Loosely based on the 2000 teen movie starring Kirsten Dunst, the musical significantly reworks the plot of the film. It’s an improvement, too, offering a less fluffy and more enlightened take on race and class in an American high school, while preserving the angst and the comedy of the movie – not to mention the eye-popping choreography and athleticism of competitive cheerleading.

The last is a sight to behold. It’s rare for musical theatre to require an extraordinary level of choreography and gymnastic prowess – perhaps the closest I’ve seen was the acrobatic flair of Barnum, which came to Melbourne earlier this year. Yet not even the circus musical comes close to the dynamic and demanding athleticism on display here.

 

Michael Ralph’s choreography (together with Natalie Commons’ cheer-coaching) pulls out all the stops to create set pieces that mix synchronicity and individual feats into a blaze of athletic glory.  The group work dazzles in a range of dance styles, and the wow factor is even higher in the gravity-defying filigree these backflipping acro-brats work into their routines.

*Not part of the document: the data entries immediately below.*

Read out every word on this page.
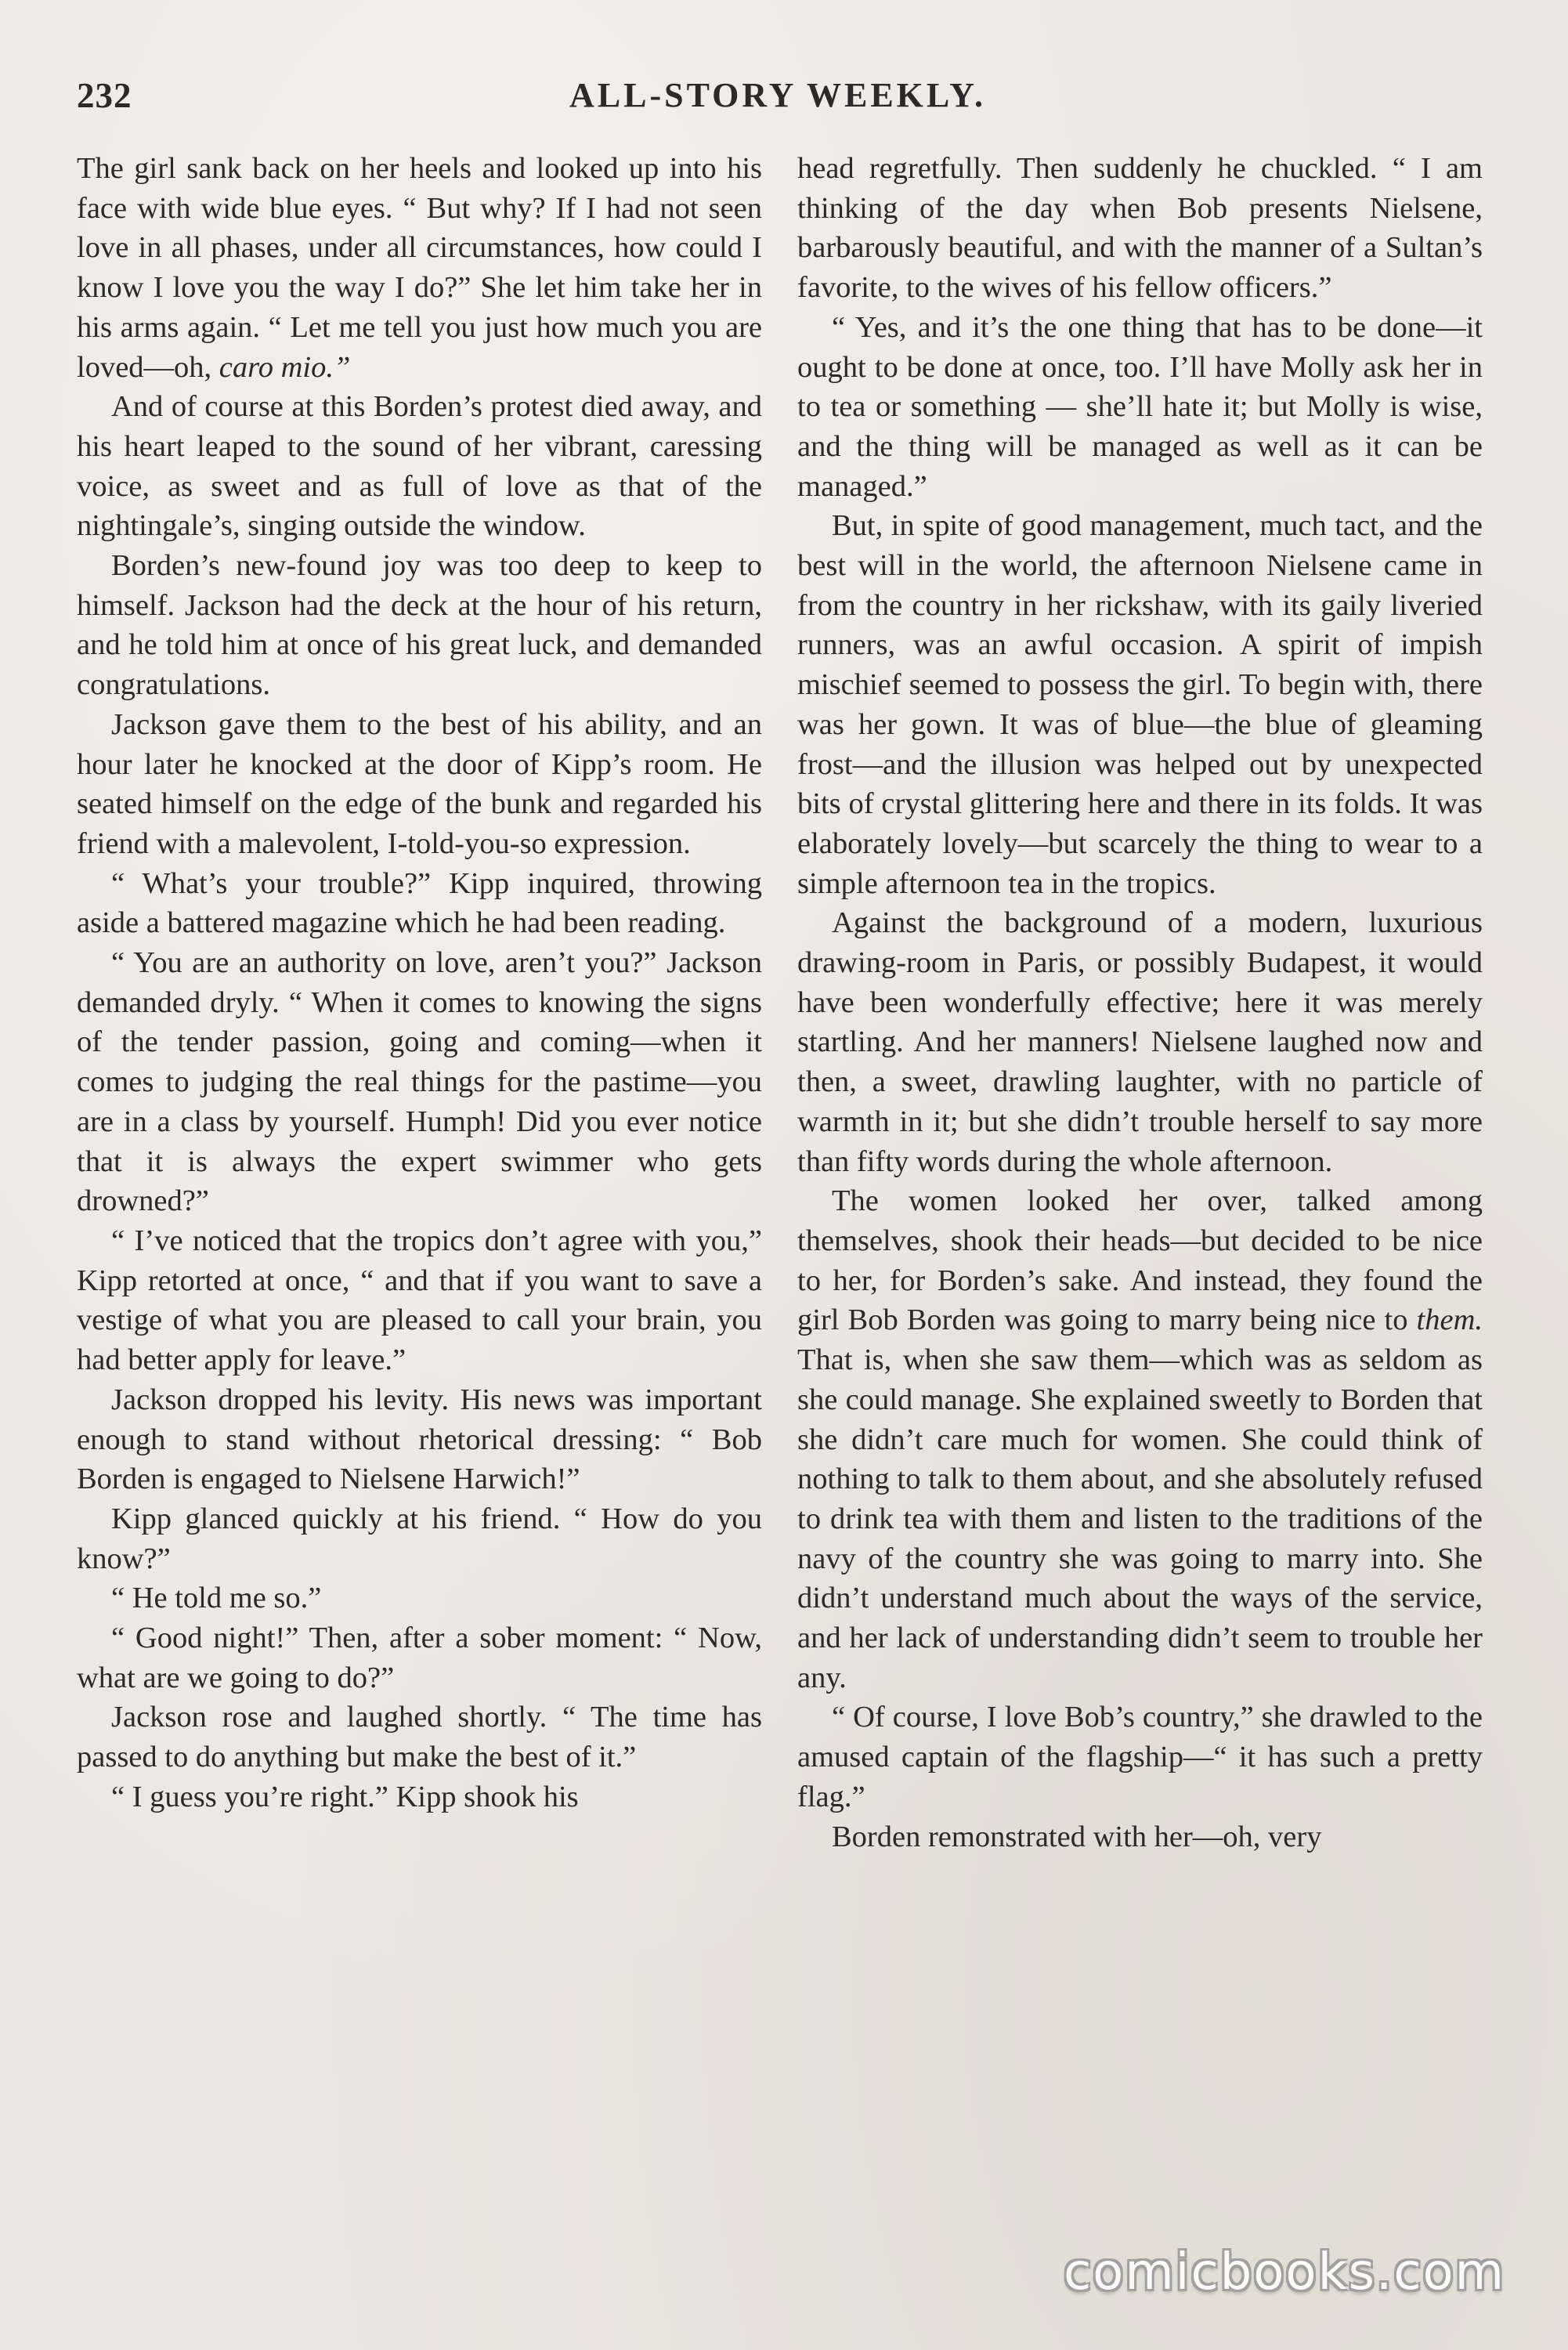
232	ALL-STORY WEEKLY.

The girl sank back on her heels and looked up into his face with wide blue eyes. “ But why? If I had not seen love in all phases, under all circumstances, how could I know I love you the way I do?” She let him take her in his arms again. “ Let me tell you just how much you are loved—oh, caro mio.”

And of course at this Borden’s protest died away, and his heart leaped to the sound of her vibrant, caressing voice, as sweet and as full of love as that of the nightingale’s, singing outside the window.

Borden’s new-found joy was too deep to keep to himself. Jackson had the deck at the hour of his return, and he told him at once of his great luck, and demanded congratulations.

Jackson gave them to the best of his ability, and an hour later he knocked at the door of Kipp’s room. He seated himself on the edge of the bunk and regarded his friend with a malevolent, I-told-you-so expression.

“ What’s your trouble?” Kipp inquired, throwing aside a battered magazine which he had been reading.

“ You are an authority on love, aren’t you?” Jackson demanded dryly. “ When it comes to knowing the signs of the tender passion, going and coming—when it comes to judging the real things for the pastime—you are in a class by yourself. Humph! Did you ever notice that it is always the expert swimmer who gets drowned?”

“ I’ve noticed that the tropics don’t agree with you,” Kipp retorted at once, “ and that if you want to save a vestige of what you are pleased to call your brain, you had better apply for leave.”

Jackson dropped his levity. His news was important enough to stand without rhetorical dressing: “ Bob Borden is engaged to Nielsene Harwich!”

Kipp glanced quickly at his friend. “ How do you know?”

“ He told me so.”

“ Good night!” Then, after a sober moment: “ Now, what are we going to do?”

Jackson rose and laughed shortly. “ The time has passed to do anything but make the best of it.”

“ I guess you’re right.” Kipp shook his

head regretfully. Then suddenly he chuckled. “ I am thinking of the day when Bob presents Nielsene, barbarously beautiful, and with the manner of a Sultan’s favorite, to the wives of his fellow officers.”

“ Yes, and it’s the one thing that has to be done—it ought to be done at once, too. I’ll have Molly ask her in to tea or something — she’ll hate it; but Molly is wise, and the thing will be managed as well as it can be managed.”

But, in spite of good management, much tact, and the best will in the world, the afternoon Nielsene came in from the country in her rickshaw, with its gaily liveried runners, was an awful occasion. A spirit of impish mischief seemed to possess the girl. To begin with, there was her gown. It was of blue—the blue of gleaming frost—and the illusion was helped out by unexpected bits of crystal glittering here and there in its folds. It was elaborately lovely—but scarcely the thing to wear to a simple afternoon tea in the tropics.

Against the background of a modern, luxurious drawing-room in Paris, or possibly Budapest, it would have been wonderfully effective; here it was merely startling. And her manners! Nielsene laughed now and then, a sweet, drawling laughter, with no particle of warmth in it; but she didn’t trouble herself to say more than fifty words during the whole afternoon.

The women looked her over, talked among themselves, shook their heads—but decided to be nice to her, for Borden’s sake. And instead, they found the girl Bob Borden was going to marry being nice to them. That is, when she saw them—which was as seldom as she could manage. She explained sweetly to Borden that she didn’t care much for women. She could think of nothing to talk to them about, and she absolutely refused to drink tea with them and listen to the traditions of the navy of the country she was going to marry into. She didn’t understand much about the ways of the service, and her lack of understanding didn’t seem to trouble her any.

“ Of course, I love Bob’s country,” she drawled to the amused captain of the flagship—“ it has such a pretty flag.”

Borden remonstrated with her—oh, very

comicbooks.com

not a single weak link … a ridiculously entertaining, feel-good experience

There’s not a single weak link, with two charismatic leads igniting the central buddy story between queen bees Campbell (Kirby Burgess) and Danielle (Jasmine Smith), whose friendship is forged in the crucible of inter-school rivalry.

Jasmine Smith as Danielle with the Jackson High School hip-hop crew.
Jasmine Smith as Danielle with the Jackson High School hip-hop crew.Credit:Nico Keenan

As their vocals soar from pop to soul, superb comic acting from the supporting cast fleshes out the cliquey world of adolescence. Baylie Carson is adorable, and terrifically funny, as a misfit who finds unexpected popularity in a school of misfits.

 

Emily Thompson and Hollie James get their ditz on as besties transformed into mean girls, while Marty Alix and Samantha Bruzzese are fierce as soul-sister sidekicks on the other team. Karla Tonkich as ultra-biatch Eva revels in camp villainy, and the male cast members carve out recognisable sketches – and pull off some wicked street dancing – without taking the spotlight from the women Bring It On puts centre stage.

Updated with racial and class politics, the musical version of Bring It On outstrips the film.
Updated with racial and class politics, the musical version of Bring It On outstrips the film. Credit:Nico Keenan

 

Alister Smith directs with pep and precision, confecting a musical theatre experience where dance, acting, acrobatics and song effortlessly combine. It’s a ridiculously entertaining, feel-good experience, and if you know any teenage girls – as many in the opening night audience did – this is their perfect night out, and probably the most exciting show for them since Wicked.